Signal › Contributors
Ingrid Bergström
I trained as a physician at the University of Oslo. I practiced for three years in emergency medicine and then quit, which my parents have still not fully forgiven me for. The reason I left medicine wasn't burnout; I actually loved the clinical work. I left because I spent 40% of my time fighting software. The electronic health record system at my hospital was so poorly designed that I once watched a colleague spend 11 minutes logging a 3-minute patient interaction. I decided I could help more patients by fixing the tools than by using them.
In 2018, I joined a Norwegian digital health startup as a product manager. We were building a remote patient monitoring platform for chronic disease management.

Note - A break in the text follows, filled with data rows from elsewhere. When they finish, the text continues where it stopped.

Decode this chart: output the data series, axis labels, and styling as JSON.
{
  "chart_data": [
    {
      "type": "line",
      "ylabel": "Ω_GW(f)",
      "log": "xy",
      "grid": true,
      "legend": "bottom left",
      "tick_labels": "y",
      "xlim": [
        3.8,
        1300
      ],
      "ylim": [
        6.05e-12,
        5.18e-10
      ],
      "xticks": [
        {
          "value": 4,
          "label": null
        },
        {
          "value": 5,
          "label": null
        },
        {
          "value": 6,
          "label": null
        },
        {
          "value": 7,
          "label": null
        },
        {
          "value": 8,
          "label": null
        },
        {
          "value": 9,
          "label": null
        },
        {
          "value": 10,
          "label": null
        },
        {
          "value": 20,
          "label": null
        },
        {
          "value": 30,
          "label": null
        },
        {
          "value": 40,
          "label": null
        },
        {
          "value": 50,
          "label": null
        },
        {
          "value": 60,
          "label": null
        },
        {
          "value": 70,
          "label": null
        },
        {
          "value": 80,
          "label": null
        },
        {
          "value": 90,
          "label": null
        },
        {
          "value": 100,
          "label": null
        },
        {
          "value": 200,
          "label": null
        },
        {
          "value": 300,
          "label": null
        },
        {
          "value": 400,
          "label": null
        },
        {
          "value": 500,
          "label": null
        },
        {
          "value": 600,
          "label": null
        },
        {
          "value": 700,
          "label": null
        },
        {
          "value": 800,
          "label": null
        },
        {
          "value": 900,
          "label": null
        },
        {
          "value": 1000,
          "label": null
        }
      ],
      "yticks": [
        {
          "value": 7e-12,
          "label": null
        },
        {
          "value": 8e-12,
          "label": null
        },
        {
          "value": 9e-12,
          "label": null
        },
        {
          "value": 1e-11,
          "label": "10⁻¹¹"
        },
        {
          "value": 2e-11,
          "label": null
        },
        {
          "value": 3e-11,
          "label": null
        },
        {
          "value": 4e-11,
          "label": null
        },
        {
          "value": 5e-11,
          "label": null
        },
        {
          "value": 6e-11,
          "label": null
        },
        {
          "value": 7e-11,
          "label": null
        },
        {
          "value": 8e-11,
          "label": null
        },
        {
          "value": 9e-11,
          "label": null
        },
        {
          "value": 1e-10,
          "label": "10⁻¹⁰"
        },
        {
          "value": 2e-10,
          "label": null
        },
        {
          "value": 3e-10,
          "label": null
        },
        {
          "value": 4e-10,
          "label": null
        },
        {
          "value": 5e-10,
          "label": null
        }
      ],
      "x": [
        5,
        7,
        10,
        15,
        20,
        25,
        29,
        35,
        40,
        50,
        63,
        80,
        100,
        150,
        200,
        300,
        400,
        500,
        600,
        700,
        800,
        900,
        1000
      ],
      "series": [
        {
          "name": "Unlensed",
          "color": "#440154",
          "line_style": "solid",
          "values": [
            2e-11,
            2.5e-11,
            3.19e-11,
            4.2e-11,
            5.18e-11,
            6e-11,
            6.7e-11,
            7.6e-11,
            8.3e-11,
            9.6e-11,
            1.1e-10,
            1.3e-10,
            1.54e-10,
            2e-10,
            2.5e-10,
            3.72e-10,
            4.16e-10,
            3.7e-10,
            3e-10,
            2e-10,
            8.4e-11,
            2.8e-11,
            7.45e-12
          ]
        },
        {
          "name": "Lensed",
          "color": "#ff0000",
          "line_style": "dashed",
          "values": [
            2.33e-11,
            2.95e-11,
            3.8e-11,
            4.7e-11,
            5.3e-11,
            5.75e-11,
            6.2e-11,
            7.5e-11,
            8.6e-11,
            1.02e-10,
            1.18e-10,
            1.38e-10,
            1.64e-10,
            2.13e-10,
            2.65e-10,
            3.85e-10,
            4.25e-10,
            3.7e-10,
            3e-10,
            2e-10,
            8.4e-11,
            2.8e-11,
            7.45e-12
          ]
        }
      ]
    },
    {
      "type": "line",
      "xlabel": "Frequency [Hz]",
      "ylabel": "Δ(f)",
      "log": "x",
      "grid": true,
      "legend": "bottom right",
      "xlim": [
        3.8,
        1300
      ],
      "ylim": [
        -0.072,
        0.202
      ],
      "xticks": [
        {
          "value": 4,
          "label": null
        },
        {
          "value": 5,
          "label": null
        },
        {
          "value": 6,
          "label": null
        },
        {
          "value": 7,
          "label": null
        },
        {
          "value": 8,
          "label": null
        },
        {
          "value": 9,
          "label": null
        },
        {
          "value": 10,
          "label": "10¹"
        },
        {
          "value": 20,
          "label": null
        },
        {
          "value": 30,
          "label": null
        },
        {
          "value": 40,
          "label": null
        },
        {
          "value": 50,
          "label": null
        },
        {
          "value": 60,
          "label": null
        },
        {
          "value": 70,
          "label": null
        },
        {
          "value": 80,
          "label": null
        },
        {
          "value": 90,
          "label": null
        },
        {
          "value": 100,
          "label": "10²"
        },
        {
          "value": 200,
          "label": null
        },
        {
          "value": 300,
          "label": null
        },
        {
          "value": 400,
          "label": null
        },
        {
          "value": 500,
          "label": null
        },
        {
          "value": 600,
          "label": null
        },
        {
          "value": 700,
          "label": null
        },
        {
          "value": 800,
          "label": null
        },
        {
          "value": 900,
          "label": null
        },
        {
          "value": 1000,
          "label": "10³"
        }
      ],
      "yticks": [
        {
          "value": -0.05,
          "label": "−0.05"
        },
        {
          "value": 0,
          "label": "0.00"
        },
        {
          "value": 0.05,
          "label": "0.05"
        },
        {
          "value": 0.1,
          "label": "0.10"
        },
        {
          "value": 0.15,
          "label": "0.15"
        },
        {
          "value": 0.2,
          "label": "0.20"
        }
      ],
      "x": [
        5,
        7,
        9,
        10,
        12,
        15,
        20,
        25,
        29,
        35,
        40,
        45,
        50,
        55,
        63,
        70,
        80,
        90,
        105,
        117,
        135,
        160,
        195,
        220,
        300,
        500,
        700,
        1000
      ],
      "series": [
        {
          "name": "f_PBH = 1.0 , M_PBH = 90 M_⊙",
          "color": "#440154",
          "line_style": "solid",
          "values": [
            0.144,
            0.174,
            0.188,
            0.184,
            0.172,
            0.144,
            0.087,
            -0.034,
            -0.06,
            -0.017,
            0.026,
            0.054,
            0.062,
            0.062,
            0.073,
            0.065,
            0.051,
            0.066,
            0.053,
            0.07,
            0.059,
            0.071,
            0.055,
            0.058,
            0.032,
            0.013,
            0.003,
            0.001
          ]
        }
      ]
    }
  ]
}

The product challenge was staggering: we had to satisfy patients (who wanted simplicity), clinicians (who wanted data), hospital administrators (who wanted cost savings), and regulators (who wanted compliance with an EU medical device regulation that runs to 400 pages). Every feature decision was a four-way negotiation between user needs, clinical evidence, regulatory requirements, and economic viability.
I became CPO in 2020 and led the product team through the CE marking process under the new EU MDR (Medical Device Regulation). This is the regulatory framework that determines whether a digital health product can legally be sold in Europe. It took us 18 months, cost €2M in regulatory consulting and clinical studies, and required us to document every product decision with clinical justification. Most health tech founders I meet underestimate this by at least 10x. They build a product and then discover that getting it to market legally takes longer than building it.

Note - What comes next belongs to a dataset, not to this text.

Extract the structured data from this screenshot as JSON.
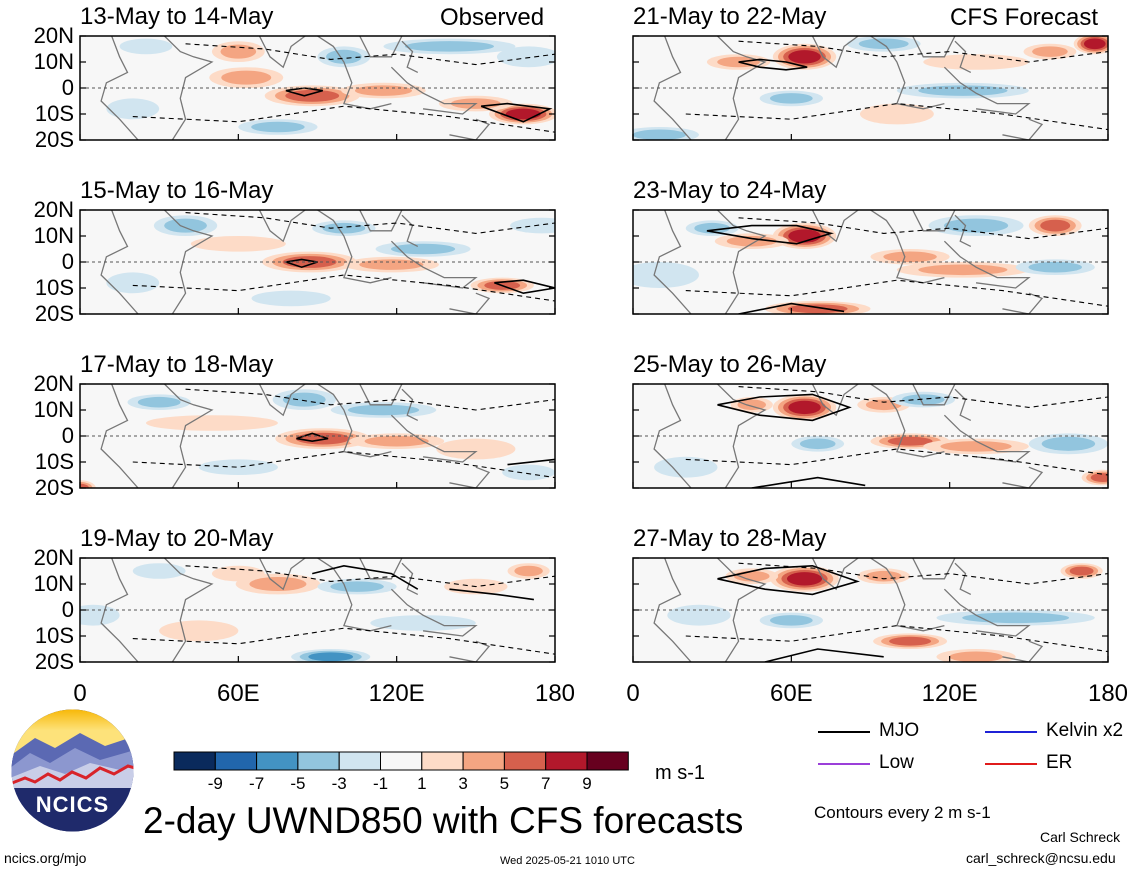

In 2023, I was invited to advise the Norwegian Health Directorate on their digital health strategy. I spent a year evaluating dozens of health tech products and vendors, which gave me a unique perspective on what separates the health tech companies that succeed from the ones that die in regulatory purgatory. The pattern is clear: the winners treat regulation as a product feature, not an overhead cost. They build compliance into their architecture from day one. They hire regulatory affairs people before they hire their fifth engineer. They understand that in health tech, trust is the product.
I joined Signal because health tech is a sector where the writing is either too clinical (published in academic journals that nobody reads) or too hype-driven (TechCrunch articles about "disrupting healthcare" that ignore the regulatory reality). I want to write about health tech product strategy for a general audience, with the clinical and regulatory specificity that the sector demands.
I live in Grünerløkka, Oslo. I cross-country ski (this is mandatory for Norwegians), I knit elaborate sweaters, and I firmly believe that the most important product decision in health tech is the one you make about data architecture on day one, because you'll live with it for a decade.